Jalen Duren, Mark Williams and Walker Kessler have been overshadowed by other NBA rookies but all three look like home run picks. What have we seen so far?
Just three centers were selected in the first round of the 2022 NBA Draft. And while none of them are in the Rookie of the Year conversation, all three appear to have been extremely solid picks.
Here’s what we’ve seen so far from the latest crop of NBA rookie bigs:
Walker Kessler, Utah Jazz
Kessler was the last center drafted in the first round, selected by the Minnesota Timberwolves and then sent to the Utah Jazz and as part of the Rudy Gobert deal. He was a prolific shot-blocker and hyper-efficient finisher in college but there were big questions about how well those skills would translate to the NBA, driven by touch, size and timing rather than elite athletic tools.
So far, Kessler has held up remarkably well. He’s a regular fixture in the Jazz rotation, averaging 6.9 points, 6.7 rebounds and 1.9 blocks in just under 20 minutes per game, while shooting 70.3 percent from the floor.

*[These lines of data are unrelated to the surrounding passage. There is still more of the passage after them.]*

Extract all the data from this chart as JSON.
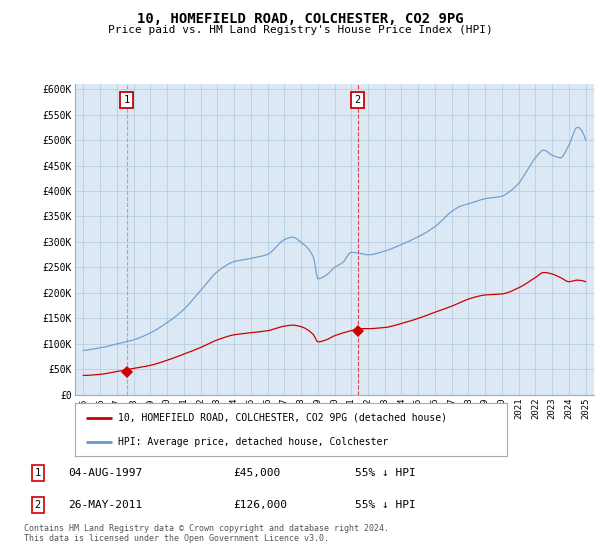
{
  "title": "10, HOMEFIELD ROAD, COLCHESTER, CO2 9PG",
  "subtitle": "Price paid vs. HM Land Registry's House Price Index (HPI)",
  "ylabel_ticks": [
    "£0",
    "£50K",
    "£100K",
    "£150K",
    "£200K",
    "£250K",
    "£300K",
    "£350K",
    "£400K",
    "£450K",
    "£500K",
    "£550K",
    "£600K"
  ],
  "ytick_values": [
    0,
    50000,
    100000,
    150000,
    200000,
    250000,
    300000,
    350000,
    400000,
    450000,
    500000,
    550000,
    600000
  ],
  "xlim": [
    1994.5,
    2025.5
  ],
  "ylim": [
    0,
    610000
  ],
  "sale1_x": 1997.58,
  "sale1_y": 45000,
  "sale2_x": 2011.38,
  "sale2_y": 126000,
  "legend_line1": "10, HOMEFIELD ROAD, COLCHESTER, CO2 9PG (detached house)",
  "legend_line2": "HPI: Average price, detached house, Colchester",
  "footnote": "Contains HM Land Registry data © Crown copyright and database right 2024.\nThis data is licensed under the Open Government Licence v3.0.",
  "price_color": "#cc0000",
  "hpi_color": "#6699cc",
  "bg_color": "#ffffff",
  "plot_bg": "#dce9f5",
  "grid_color": "#b8cfe0"
}
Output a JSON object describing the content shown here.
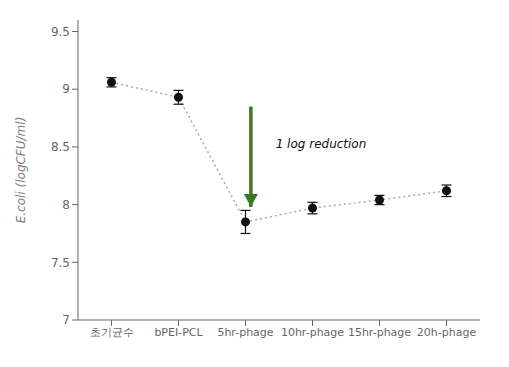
{
  "chart_data": {
    "type": "line",
    "categories": [
      "초기균수",
      "bPEI-PCL",
      "5hr-phage",
      "10hr-phage",
      "15hr-phage",
      "20h-phage"
    ],
    "values": [
      9.06,
      8.93,
      7.85,
      7.97,
      8.04,
      8.12
    ],
    "errors": [
      0.04,
      0.06,
      0.1,
      0.05,
      0.04,
      0.05
    ],
    "ylabel": "E.coli (logCFU/ml)",
    "ylim": [
      7.0,
      9.6
    ],
    "yticks": [
      7,
      7.5,
      8,
      8.5,
      9,
      9.5
    ],
    "color": "#aaaaaa",
    "colors": [
      "#111111",
      "#111111",
      "#111111",
      "#111111",
      "#111111",
      "#111111"
    ],
    "line_style": "dotted",
    "marker": "o",
    "grid": false,
    "annotations": [
      {
        "text": "1 log reduction",
        "x": 2.45,
        "y": 8.52
      }
    ],
    "arrow": {
      "x": 2.08,
      "y_start": 8.85,
      "y_end": 7.98,
      "color": "#3a7a1e"
    }
  }
}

Kessler has had plenty of opportunities to show his chops as a rim protector and opponents are shooting 11.7 percentage points worse than expected on shots within six feet of the basket when he’s the closest defender. That’s one of the best marks in the league among players who average at least 5.0 such shots defended per game and on par with elite defensive bigs like Jaren Jackson Jr., Nic Claxton and Kristaps Porzingis.
He’s looked much more mobile than implied by his pre-draft profile, capable of moving in space and making multiple rotations.
On offense, more than half his finished possessions have come off cuts or putbacks but his wide frame makes him an excellent screener and he has the solid hands to catch and finish in traffic.
And if you want an example of how good his touch has been, he’s shooting 70.6 percent within 10 feet of the basket and less than half of those makes have been dunks. He may not have the star potential of the other three but he’s going to be a very solid rotation big for a long time and it’s not hard to imagine him as a key piece on a championship contender.
Mark Williams, Charlotte Hornets
Williams has played by far the least of any of the three centers taken in the first round, with an ankle injury explaining at least some of his absence from the rotation. He’s appeared in just 12 games for a total of 164 minutes but showed some flashes over a nine-game stretch averaging double-digit minutes from Dec. 26 until he received a DNP-Coaches Decision in the Hornets’ most recent game.
Even in his limited minutes, we’ve seen flashes of his defensive upside. His length and quickness have allowed him to make highlight plays even when he’s out of position as his awareness catches up to his tools.
But we’ve also seen moments where his positioning and awareness are impeccable, rotating into tough situations and handling them like a savvy veteran.
On offense, Williams is almost completely limited to finishing off cuts, lobs and offensive rebounds at this point. It may be a while before he has much else to offer at that end of the floor but his size, quickness and catch-radius will make him a threat in the pick-and-roll and his defensive upside is probably worth investing in with as many developmental minutes as possible for the rebuilding Hornets.
Jalen Duren, Detroit Pistons
Duren was the first center off the board in the 2022 NBA Draft and he’s been a much bigger part of his team’s rotation than either of the other two — averaging 7.7 points, 8.5 rebounds and 1.0 assists in just under 25 minutes per game. At this point, he isn’t quite as developed a rim protector as Kessler. Still, he’s already figuring out how to use his immense physical tools to control the middle of the floor, including defending in space, switching onto the perimeter and tracking penetration.
On offense, he’s a dominating paint finisher although he still hasn’t stretched his range much beyond the restricted area — nearly two-thirds of his shots this season have been dunks. But even if it takes him a few years to really develop his shooting range of his work on the glass and his strength and vertical explosion in the pick-and-roll can make him a net-positive player on offense.
The next step for him is to continue developing his passing and awareness but he’s already shown signs of being able to find the open man on the short-roll and playmake from the elbows and the top of the key.
538’s RAPTOR metric estimates that Duren is already a positive defensive player as a rookie and his ceiling looks immense on that end. As he continues to add versatility to his offensive game and build pick-and-roll chemistry with Jaden Ivey and Cade Cunningham over the next year or two, he could really be a two-way star.